L'esprit de cette proposition de loi relève d'une volonté de rapprocher les
centres de décision des citoyens. Qui, mieux que les communes, est à même
d'apprécier le meilleur usage qui peut être fait, au profit de la communauté,
de biens susceptibles d'être en déshérence ou à l'abandon ? L'aménagement du
territoire, au-delà des grandes orientations, s'apprécie sur le terrain et dans
la proximité !
Chacun a dans l'esprit des îlots qui sont des plaies au sein de certains
bourgs. La capacité qu'aura la collectivité d'en prendre la destinée permettra
de répondre aux besoins réels et non de subir des solutions inadaptées.
Il convient que le choix puisse exister entre des opérations de restauration,
de rénovation, d'aménagement ou de construction. La revitalisation des centres
de villages appelle un engagement des communes pour suppléer les initiatives
privées défaillantes car, bien souvent, ces dernières achoppent sur la
rentabilité des investissements. Ainsi peuvent être réactivées des unités de
services polyvalents de proximité comme peut être comblé, partiellement, le
déficit chronique du milieu rural en matière de logements locatifs.
La commission des lois et son excellent rapporteur, notre collègue Pierre
Jarlier, ont su proposer des conclusions qui renforcent la prise en compte des
intérêts des communes dans les procédures relatives aux biens vacants sans pour
autant qu'elles soient contraintes à se substituer systématiquement à l'Etat.

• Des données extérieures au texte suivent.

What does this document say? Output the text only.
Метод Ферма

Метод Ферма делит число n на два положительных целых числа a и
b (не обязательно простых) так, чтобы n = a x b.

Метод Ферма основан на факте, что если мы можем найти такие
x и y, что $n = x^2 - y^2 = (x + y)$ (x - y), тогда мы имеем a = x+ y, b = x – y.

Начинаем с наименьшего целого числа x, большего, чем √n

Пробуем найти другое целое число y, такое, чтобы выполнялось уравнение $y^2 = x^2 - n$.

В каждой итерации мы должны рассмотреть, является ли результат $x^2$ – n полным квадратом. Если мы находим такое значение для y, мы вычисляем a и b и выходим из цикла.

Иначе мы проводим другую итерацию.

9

Ainsi pourront être évitées des situations qui auraient présenté plus
d'inconvénients que d'avantages, notamment au niveau des charges. Par ailleurs,
les modifications proposées tiennent compte du respect du régime des
successions.
C'est donc avec reconnaissance que je me rallierai aux conclusions de notre
commission des lois.
(Applaudissements.)
M. le président.
La parole est à M. de Montesquiou.
M. Aymeri de Montesquiou.
Monsieur le président, monsieur le secrétaire d'Etat, mes chers collègues, la
proposition de loi déposée par notre collègue Bernard Joly a le grand mérite de
répondre à un besoin concret ressenti dans l'immense majorité des communes.
Comme il l'a rappelé, on comprend mal aujourd'hui, près de vingt ans après les
premières lois de décentralisation, que les communes n'aient aucune prise sur
les biens vacants ou sans maître situés sur leur propre territoire et que seul
l'Etat puisse intervenir à l'issue de procédures lourdes.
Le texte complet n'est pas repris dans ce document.